How is public law created? A description of a division bell at the House of Commons, the acknowledged “mother of all parliaments”, by Anthony Sampson in his Anatomy of Britain goes somewhat as follows: The MPs are all at the bars, drinking and talking, when the bell rings. They leave their drinks and rush to the doors of the House, where they are met by their party whips, who direct them which way to vote. They troop in and vote. They promptly troop out again, back to their drinks, which are kept lying exactly as and where they left them. Cheers!
Illustration: Jayachandran / Mint
The other method of arriving at law is through the decentralized actions of individuals in markets. In this method, each of the two persons in a dispute engages a private scholar in law to argue their respective cases before an impartial judge. These private scholars—lawyers—scour through the books for past decisions in similar cases. Here, the law is not “made”; it is “found”. The law always comes from the past. Very rarely does a judge set a “precedent” by which the law advances a small step.
However, under public law, all law is “new law”. Legislatures manufacture such spurious new laws every day. This is “democratic tyranny”—and it plays a crucial role in imposing not only socialism, but also bureaucratization, both inter-related phenomena. It is through coercive legislation that socialist governments attempt to direct all economic activity. It is “subordinate legislation” that empowers all the bureaus. This is how tyrannies are multiplied; how liberty is lost.
If history is to be our guide, then it must be concluded that neither in ancient Rome nor in “common law” England did centralized lawmaking play an important role. According to economic historian Sudha Shenoy, ordinary English people of the Middle Ages looked upon legislation as the king’s instrument, as an interference in their lives. For justice, they always turned to the common law, which was “found”: Stare decisis, as they say.
The great 13th century English judge Bracton writes that whereas on the continent they had written laws, the English never had them, preferring custom and tradition to written law—the law being “found”. Bracton, it is said, modelled himself after Ulpian, the great Roman jurist. Both were private scholars in law. In Rome, as in England, society lived in harmony under private law. None presumed to know how to make laws for all. Even Justinian’s Corpus was a compilation of old laws and decisions, including the opinions of private jurists such as Ulpian.
We all make private law. A tenancy agreement that is binding on the parties who sign it is an example of law that is privately made, as is a deed of sale. The world of private law is a world of property, contracts and torts. Indeed, as Professor Bruce Benson points out in his classic The Enterprise of Law, among the ancient Anglo-Saxon tribes there were no “crimes” except crimes against individuals, which were torts.
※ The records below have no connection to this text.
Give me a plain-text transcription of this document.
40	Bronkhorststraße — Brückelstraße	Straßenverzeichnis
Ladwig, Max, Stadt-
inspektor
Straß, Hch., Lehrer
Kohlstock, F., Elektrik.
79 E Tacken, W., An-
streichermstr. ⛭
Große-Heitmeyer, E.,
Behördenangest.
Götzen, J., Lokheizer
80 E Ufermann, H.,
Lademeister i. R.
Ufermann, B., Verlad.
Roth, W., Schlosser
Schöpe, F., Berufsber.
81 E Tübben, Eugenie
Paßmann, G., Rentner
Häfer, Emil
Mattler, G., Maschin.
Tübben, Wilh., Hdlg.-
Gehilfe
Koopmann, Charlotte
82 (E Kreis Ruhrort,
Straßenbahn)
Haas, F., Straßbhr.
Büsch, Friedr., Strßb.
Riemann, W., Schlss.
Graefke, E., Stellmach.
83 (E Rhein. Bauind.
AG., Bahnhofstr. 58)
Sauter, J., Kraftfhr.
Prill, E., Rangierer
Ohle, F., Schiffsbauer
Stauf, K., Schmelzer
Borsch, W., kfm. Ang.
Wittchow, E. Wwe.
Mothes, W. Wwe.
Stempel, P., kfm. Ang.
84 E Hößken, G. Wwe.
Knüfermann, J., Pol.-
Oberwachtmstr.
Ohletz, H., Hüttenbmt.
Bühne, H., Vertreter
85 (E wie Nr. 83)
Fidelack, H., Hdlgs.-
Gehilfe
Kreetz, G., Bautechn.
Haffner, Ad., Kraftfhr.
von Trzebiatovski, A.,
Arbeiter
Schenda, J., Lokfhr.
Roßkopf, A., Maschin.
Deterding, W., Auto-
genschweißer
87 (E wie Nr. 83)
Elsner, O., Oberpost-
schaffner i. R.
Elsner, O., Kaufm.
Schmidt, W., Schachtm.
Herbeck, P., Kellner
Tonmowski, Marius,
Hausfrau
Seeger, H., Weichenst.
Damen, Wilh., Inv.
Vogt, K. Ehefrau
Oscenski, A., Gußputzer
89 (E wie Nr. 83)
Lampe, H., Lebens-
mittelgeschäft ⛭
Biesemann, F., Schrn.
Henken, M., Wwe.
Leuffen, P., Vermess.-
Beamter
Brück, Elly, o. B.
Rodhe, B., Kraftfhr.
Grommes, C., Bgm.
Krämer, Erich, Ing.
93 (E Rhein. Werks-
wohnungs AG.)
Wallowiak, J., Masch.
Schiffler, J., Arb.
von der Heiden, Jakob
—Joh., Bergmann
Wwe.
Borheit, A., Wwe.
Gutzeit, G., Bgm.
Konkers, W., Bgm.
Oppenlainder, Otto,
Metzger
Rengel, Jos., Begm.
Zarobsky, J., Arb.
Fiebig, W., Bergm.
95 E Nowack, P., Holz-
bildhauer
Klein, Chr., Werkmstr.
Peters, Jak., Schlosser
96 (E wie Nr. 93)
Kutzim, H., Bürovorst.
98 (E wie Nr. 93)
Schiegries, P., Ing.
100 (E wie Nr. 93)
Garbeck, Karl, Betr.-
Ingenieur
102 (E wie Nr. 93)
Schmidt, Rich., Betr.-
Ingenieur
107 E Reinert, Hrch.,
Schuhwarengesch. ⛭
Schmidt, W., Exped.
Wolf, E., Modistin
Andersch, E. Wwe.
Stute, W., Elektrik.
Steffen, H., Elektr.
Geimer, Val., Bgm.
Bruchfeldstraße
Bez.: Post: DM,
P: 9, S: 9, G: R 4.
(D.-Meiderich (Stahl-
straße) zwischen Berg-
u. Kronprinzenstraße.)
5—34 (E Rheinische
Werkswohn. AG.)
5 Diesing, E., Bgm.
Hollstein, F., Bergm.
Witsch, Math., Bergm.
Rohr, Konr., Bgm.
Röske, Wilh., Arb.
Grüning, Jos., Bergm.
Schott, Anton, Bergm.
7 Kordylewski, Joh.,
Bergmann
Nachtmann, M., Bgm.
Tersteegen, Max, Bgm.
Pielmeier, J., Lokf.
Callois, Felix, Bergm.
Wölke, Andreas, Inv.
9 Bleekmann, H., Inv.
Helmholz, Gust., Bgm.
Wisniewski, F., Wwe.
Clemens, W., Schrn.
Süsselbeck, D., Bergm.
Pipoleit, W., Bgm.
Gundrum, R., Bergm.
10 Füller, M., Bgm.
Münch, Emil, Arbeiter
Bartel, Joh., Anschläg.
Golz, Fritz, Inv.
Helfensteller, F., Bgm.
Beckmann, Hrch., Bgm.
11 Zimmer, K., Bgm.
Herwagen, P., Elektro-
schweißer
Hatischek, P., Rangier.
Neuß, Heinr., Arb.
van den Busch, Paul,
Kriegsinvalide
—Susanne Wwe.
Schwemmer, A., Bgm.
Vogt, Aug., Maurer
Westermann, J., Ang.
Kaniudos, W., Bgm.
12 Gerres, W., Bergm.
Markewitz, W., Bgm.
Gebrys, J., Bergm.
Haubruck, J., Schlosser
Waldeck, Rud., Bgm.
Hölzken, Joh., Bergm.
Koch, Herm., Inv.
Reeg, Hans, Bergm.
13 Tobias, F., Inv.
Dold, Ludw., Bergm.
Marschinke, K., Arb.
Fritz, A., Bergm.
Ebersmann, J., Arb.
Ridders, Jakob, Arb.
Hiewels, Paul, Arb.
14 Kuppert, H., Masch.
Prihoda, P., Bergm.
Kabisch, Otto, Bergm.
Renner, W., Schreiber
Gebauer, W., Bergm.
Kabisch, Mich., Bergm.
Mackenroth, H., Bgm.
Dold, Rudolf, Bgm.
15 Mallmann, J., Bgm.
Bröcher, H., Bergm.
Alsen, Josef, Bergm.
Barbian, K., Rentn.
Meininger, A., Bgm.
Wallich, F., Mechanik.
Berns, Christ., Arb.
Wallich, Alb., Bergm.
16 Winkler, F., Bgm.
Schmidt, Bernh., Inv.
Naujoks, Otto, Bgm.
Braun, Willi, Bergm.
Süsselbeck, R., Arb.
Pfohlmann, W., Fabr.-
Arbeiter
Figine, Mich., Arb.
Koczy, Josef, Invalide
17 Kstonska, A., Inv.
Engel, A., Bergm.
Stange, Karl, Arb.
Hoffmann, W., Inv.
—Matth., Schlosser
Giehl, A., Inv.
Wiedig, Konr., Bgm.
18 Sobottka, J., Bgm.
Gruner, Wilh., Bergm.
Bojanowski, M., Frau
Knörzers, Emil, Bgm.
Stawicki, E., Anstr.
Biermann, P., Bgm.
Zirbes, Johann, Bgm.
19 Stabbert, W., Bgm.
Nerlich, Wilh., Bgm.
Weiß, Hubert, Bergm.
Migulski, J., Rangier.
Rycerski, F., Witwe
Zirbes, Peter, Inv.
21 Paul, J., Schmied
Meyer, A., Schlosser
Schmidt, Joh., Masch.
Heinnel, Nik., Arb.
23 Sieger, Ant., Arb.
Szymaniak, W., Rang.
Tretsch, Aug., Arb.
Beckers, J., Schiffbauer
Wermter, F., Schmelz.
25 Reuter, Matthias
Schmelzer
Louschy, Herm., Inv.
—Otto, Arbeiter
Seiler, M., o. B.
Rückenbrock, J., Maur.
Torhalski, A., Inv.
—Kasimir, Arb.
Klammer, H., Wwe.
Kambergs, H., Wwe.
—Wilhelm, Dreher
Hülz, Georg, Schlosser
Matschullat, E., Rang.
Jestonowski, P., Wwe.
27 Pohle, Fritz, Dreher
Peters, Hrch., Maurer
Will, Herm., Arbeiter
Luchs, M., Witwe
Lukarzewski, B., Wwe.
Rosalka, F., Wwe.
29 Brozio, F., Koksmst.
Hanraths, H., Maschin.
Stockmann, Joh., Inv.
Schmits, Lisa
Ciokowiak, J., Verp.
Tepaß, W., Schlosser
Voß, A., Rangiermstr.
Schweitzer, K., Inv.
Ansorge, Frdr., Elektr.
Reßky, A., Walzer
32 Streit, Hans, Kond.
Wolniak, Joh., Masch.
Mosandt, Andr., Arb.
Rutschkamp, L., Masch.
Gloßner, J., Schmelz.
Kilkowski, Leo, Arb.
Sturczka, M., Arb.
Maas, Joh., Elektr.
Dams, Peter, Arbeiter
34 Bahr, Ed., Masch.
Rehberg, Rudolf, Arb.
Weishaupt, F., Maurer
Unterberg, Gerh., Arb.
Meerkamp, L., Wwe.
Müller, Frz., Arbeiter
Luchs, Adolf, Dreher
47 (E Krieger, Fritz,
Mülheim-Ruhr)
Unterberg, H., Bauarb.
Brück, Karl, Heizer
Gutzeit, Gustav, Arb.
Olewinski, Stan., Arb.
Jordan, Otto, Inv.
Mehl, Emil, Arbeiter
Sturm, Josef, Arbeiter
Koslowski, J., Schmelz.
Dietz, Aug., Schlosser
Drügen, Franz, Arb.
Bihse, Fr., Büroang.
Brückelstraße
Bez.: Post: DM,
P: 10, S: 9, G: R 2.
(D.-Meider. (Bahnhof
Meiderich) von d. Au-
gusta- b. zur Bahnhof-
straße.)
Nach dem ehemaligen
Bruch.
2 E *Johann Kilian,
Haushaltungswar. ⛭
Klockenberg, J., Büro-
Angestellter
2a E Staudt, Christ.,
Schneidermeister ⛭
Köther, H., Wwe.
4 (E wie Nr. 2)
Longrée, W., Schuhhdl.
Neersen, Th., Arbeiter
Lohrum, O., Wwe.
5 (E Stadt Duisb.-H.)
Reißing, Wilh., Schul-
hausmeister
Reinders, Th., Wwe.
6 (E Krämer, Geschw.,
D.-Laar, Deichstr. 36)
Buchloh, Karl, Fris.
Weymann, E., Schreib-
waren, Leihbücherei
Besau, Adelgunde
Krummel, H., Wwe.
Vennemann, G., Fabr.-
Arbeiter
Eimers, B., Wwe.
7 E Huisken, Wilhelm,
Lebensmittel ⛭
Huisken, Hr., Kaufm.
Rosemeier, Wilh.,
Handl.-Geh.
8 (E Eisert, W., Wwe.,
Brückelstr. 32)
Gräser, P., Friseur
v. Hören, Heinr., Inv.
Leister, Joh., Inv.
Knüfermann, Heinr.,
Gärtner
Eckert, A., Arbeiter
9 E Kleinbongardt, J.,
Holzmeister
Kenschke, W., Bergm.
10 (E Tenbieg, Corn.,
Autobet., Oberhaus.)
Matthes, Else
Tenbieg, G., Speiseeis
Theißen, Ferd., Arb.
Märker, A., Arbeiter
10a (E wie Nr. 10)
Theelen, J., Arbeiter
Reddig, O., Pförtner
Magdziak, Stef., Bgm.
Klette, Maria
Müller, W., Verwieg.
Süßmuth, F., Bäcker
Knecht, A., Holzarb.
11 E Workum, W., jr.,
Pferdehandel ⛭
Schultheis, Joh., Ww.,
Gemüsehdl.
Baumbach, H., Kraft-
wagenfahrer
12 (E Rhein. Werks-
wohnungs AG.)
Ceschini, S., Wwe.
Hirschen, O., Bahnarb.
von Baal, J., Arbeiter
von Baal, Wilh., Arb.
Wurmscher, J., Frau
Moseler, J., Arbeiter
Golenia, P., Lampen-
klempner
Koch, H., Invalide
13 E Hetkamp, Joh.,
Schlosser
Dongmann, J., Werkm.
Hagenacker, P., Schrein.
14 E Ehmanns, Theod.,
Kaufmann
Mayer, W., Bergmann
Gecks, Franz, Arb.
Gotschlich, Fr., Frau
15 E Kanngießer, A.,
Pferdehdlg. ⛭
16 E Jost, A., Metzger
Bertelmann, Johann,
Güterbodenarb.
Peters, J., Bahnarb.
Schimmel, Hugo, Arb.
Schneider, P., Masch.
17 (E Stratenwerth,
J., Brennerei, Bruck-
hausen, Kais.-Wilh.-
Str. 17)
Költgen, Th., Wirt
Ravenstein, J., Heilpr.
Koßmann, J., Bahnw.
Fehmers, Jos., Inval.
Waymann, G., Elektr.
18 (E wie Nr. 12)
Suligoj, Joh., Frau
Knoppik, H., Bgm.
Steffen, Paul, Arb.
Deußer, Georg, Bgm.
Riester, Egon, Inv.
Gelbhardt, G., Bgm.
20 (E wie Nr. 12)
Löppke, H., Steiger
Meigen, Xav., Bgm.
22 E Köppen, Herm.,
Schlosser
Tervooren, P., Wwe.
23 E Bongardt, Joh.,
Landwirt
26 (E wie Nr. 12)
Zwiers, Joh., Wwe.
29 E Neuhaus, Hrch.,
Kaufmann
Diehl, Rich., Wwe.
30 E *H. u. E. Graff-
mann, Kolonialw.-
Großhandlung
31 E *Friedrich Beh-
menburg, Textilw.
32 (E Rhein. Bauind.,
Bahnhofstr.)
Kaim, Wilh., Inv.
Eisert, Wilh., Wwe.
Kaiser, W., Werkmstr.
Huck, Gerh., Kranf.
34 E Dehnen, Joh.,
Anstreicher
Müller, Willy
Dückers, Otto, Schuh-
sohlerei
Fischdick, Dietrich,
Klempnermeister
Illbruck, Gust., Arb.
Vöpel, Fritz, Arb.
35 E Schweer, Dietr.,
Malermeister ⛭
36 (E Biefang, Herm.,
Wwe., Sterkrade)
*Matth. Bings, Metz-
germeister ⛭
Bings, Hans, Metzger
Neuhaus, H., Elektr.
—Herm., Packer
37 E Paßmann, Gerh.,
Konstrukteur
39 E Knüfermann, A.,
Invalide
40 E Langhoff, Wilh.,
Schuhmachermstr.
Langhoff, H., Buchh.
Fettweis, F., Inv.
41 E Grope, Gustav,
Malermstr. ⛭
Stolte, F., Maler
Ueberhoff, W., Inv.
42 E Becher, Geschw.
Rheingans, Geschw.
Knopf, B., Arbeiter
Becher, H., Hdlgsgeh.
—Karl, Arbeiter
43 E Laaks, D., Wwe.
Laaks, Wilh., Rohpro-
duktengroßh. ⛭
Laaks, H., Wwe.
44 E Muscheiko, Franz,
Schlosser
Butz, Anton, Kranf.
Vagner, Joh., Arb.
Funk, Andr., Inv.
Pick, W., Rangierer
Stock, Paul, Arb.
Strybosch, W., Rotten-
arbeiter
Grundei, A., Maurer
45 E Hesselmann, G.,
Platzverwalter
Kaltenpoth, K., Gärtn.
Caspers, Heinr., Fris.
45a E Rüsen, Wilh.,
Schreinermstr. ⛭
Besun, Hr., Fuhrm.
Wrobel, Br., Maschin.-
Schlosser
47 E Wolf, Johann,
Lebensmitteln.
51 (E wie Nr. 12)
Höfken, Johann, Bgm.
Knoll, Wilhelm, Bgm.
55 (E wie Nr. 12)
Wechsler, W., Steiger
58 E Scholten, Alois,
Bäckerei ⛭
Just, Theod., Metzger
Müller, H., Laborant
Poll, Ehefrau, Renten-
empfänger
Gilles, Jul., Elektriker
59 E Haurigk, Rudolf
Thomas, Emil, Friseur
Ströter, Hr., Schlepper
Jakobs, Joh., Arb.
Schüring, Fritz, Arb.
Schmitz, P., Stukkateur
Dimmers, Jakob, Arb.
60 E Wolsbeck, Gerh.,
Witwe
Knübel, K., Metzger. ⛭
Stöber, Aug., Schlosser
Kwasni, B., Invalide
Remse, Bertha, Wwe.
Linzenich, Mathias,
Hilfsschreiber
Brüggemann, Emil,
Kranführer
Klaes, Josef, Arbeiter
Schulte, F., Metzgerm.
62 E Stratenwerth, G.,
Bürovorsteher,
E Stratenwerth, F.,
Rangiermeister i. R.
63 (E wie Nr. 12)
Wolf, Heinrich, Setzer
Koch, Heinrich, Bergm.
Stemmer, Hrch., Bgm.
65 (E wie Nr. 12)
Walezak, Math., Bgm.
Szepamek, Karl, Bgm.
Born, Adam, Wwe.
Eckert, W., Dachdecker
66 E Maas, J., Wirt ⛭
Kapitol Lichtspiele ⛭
Greedy Norman kings legislated “crimes against the king” in order to appropriate the fines established by the old tort laws. In the end, this is why we suffer under state police forces all over the world today. And victims are never compensated. Benson underlines the fact that tort laws are the oldest laws of the Anglo-Saxons. In India, we do not have them. But we have a state police. And all crimes are “crimes against the state”. Victims get nothing—see Bhopal. Or take the case of traffic accidents, or hooch tragedies, or building collapses. Further, property titles don’t work for a majority of the population. Contract enforcement is poor, too. We need to strengthen private law—not turn to the state for help.
What is public law meant for? The only purpose of democratic assemblies today is “running the government”. They control the budgets and the powers of the various departments of their government. The public law should only apply to these departments. It is precisely these which are “lawless” today, in the strict sense of the word. The best democratic society, then, is one in which there are clear and separate spheres of private law and public law. Civil society lives under private law; the constitutional government functions under public law.
Law is a very serious thing. It is the protection for every individual. Today, especially in socialist India, the law is but naked coercion, offering zero protection. At fault is the pernicious idea that law can be centrally made. Or, to put it another way, law is that which is “legally made”. Kill this idiotic idea—and we will not only be secure, but also free.